What has never been satisfactorily explained is the role of Grant’s engineering officer, Lt. Col. James Birdseye McPherson, first in his West Point class of 1853 and destined to become a major general and commander of the Army of the Tennessee before his untimely death during the Battle of Atlanta.
2
It remains unknown whether McPherson protested the placement of the campsites in
such indefensible and unfortified positions, but in any case Grant, as Maj. Gen. Charles F. Smith’s successor, must have approved the arrangement, even tacitly. For his part, Sherman seemed to rely on his original assessment of the area on March 18, not long after his arrival, when he wrote to Grant, “Magnificent plain for camping and drilling, and a military point of great strength.”

And it might have been, if advantage of the military opportunities had been taken. Since the position was protected on both flanks by water, if either Grant or Sherman had told the engineers that the mouth of the cornucopia must be strongly fortified with embrasures, protected batteries, head logs, abatis,
3
with cleared fields of fire and other expedient military architecture, the encampment would have been nearly impregnable. But this was not done, and to Grant, and to a lesser extent Sherman, great blame attaches; their later excuses that it was more desirable for the soldiers to train and learn how to drill than it was for them to fortify seem lame and self-serving, especially in light of what happened. Sherman even went to the point of excusing himself “because [building fortifications] would have made our raw men timid,” as though fortifying would have somehow suggested that the Yankee soldiers were scared of their Rebel adversaries. Equally cavalier was the notion that the Confederate army would never come out from behind its own fortifications at Corinth. In fact, what Sherman and Grant
took for a “military point of great strength,” with its flanks protected by water, was viewed by the Rebel generals as a trap for the Yankee army, if they could catch them napping.

It so happened that among Grant’s orders from higher headquarters in St. Louis was a directive from his superior Maj. Gen. Henry Wager Halleck ordering him not to bring on a general engagement with the enemy until the arrival of the imposingly named general Don Carlos Buell and the 25,000-man army he was marching overland from Nashville. Buell had set his men in motion on March 15 and was supposed to reach Grant at Savannah by April 6. But Grant and Sherman’s determination to wait for Buell led them to ignore any possibility that the enemy might be so obliging, and this seemed to create a kind of blindness even as the evidence of danger mounted.

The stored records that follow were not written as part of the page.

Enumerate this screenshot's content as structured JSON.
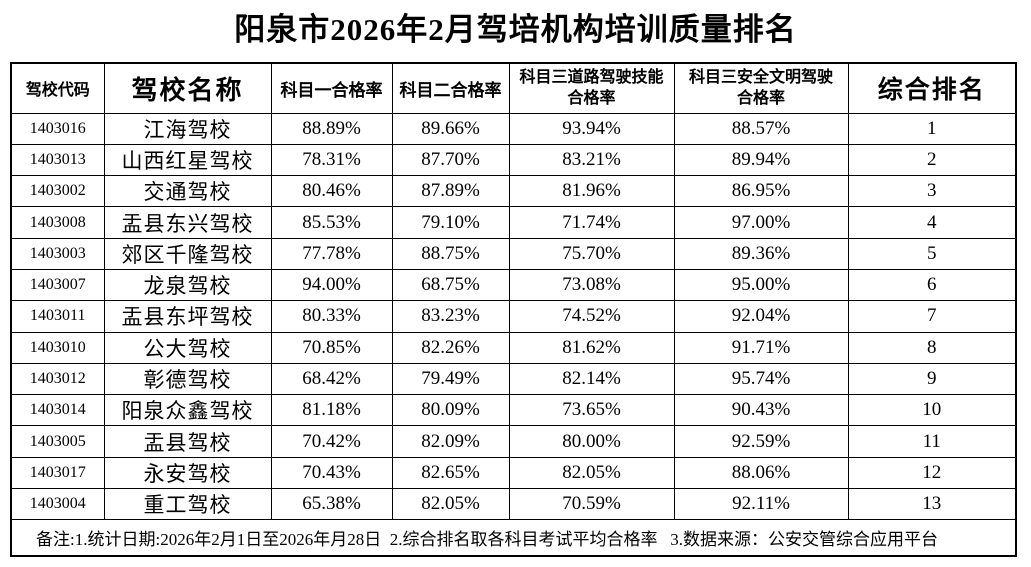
{
  "page": {
    "title": "阳泉市2026年2月驾培机构培训质量排名"
  },
  "table": {
    "headers": {
      "code": "驾校代码",
      "name": "驾校名称",
      "subject1": "科目一合格率",
      "subject2": "科目二合格率",
      "subject3_road": "科目三道路驾驶技能\n合格率",
      "subject3_safe": "科目三安全文明驾驶\n合格率",
      "rank": "综合排名"
    },
    "rows": [
      {
        "code": "1403016",
        "name": "江海驾校",
        "subject1": "88.89%",
        "subject2": "89.66%",
        "subject3_road": "93.94%",
        "subject3_safe": "88.57%",
        "rank": "1"
      },
      {
        "code": "1403013",
        "name": "山西红星驾校",
        "subject1": "78.31%",
        "subject2": "87.70%",
        "subject3_road": "83.21%",
        "subject3_safe": "89.94%",
        "rank": "2"
      },
      {
        "code": "1403002",
        "name": "交通驾校",
        "subject1": "80.46%",
        "subject2": "87.89%",
        "subject3_road": "81.96%",
        "subject3_safe": "86.95%",
        "rank": "3"
      },
      {
        "code": "1403008",
        "name": "盂县东兴驾校",
        "subject1": "85.53%",
        "subject2": "79.10%",
        "subject3_road": "71.74%",
        "subject3_safe": "97.00%",
        "rank": "4"
      },
      {
        "code": "1403003",
        "name": "郊区千隆驾校",
        "subject1": "77.78%",
        "subject2": "88.75%",
        "subject3_road": "75.70%",
        "subject3_safe": "89.36%",
        "rank": "5"
      },
      {
        "code": "1403007",
        "name": "龙泉驾校",
        "subject1": "94.00%",
        "subject2": "68.75%",
        "subject3_road": "73.08%",
        "subject3_safe": "95.00%",
        "rank": "6"
      },
      {
        "code": "1403011",
        "name": "盂县东坪驾校",
        "subject1": "80.33%",
        "subject2": "83.23%",
        "subject3_road": "74.52%",
        "subject3_safe": "92.04%",
        "rank": "7"
      },
      {
        "code": "1403010",
        "name": "公大驾校",
        "subject1": "70.85%",
        "subject2": "82.26%",
        "subject3_road": "81.62%",
        "subject3_safe": "91.71%",
        "rank": "8"
      },
      {
        "code": "1403012",
        "name": "彰德驾校",
        "subject1": "68.42%",
        "subject2": "79.49%",
        "subject3_road": "82.14%",
        "subject3_safe": "95.74%",
        "rank": "9"
      },
      {
        "code": "1403014",
        "name": "阳泉众鑫驾校",
        "subject1": "81.18%",
        "subject2": "80.09%",
        "subject3_road": "73.65%",
        "subject3_safe": "90.43%",
        "rank": "10"
      },
      {
        "code": "1403005",
        "name": "盂县驾校",
        "subject1": "70.42%",
        "subject2": "82.09%",
        "subject3_road": "80.00%",
        "subject3_safe": "92.59%",
        "rank": "11"
      },
      {
        "code": "1403017",
        "name": "永安驾校",
        "subject1": "70.43%",
        "subject2": "82.65%",
        "subject3_road": "82.05%",
        "subject3_safe": "88.06%",
        "rank": "12"
      },
      {
        "code": "1403004",
        "name": "重工驾校",
        "subject1": "65.38%",
        "subject2": "82.05%",
        "subject3_road": "70.59%",
        "subject3_safe": "92.11%",
        "rank": "13"
      }
    ],
    "note": "备注:1.统计日期:2026年2月1日至2026年月28日  2.综合排名取各科目考试平均合格率   3.数据来源：公安交管综合应用平台"
  }
}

There were ample warnings, the first of which should have been that the Rebel army was under Gen. Albert Sidney Johnston, whom Winfield Scott, general in chief of the Union armies, had declared to be “the finest soldier I have ever commanded.” All knowledgeable Union officers should have at least calculated that Johnston might not keep his army idling in Corinth like a bunch of cardboard dummies waiting to be attacked or besieged.

On April 4—two days before the storm—a Yankee lieutenant and half a dozen men on picket duty were captured by Rebel cavalry. When a detachment of the volunteer Fifth Ohio Cavalry went out looking for them, its commander, Maj. Elbridge G. Ricker, rushed back to report encountering a whole Confederate line of battle, complete with artillery, just two miles from Sherman’s headquarters near the little Shiloh church. To prove his point, Major Ricker had brought back ten Confederate prisoners and the splendid saddle of a Rebel cavalry colonel they had killed. Sherman’s
response was dismissive: “Oh, tut-tut. You militia officers get scared too easy,” and he chided Ricker for running the risk of drawing the army into a fight before it was ready.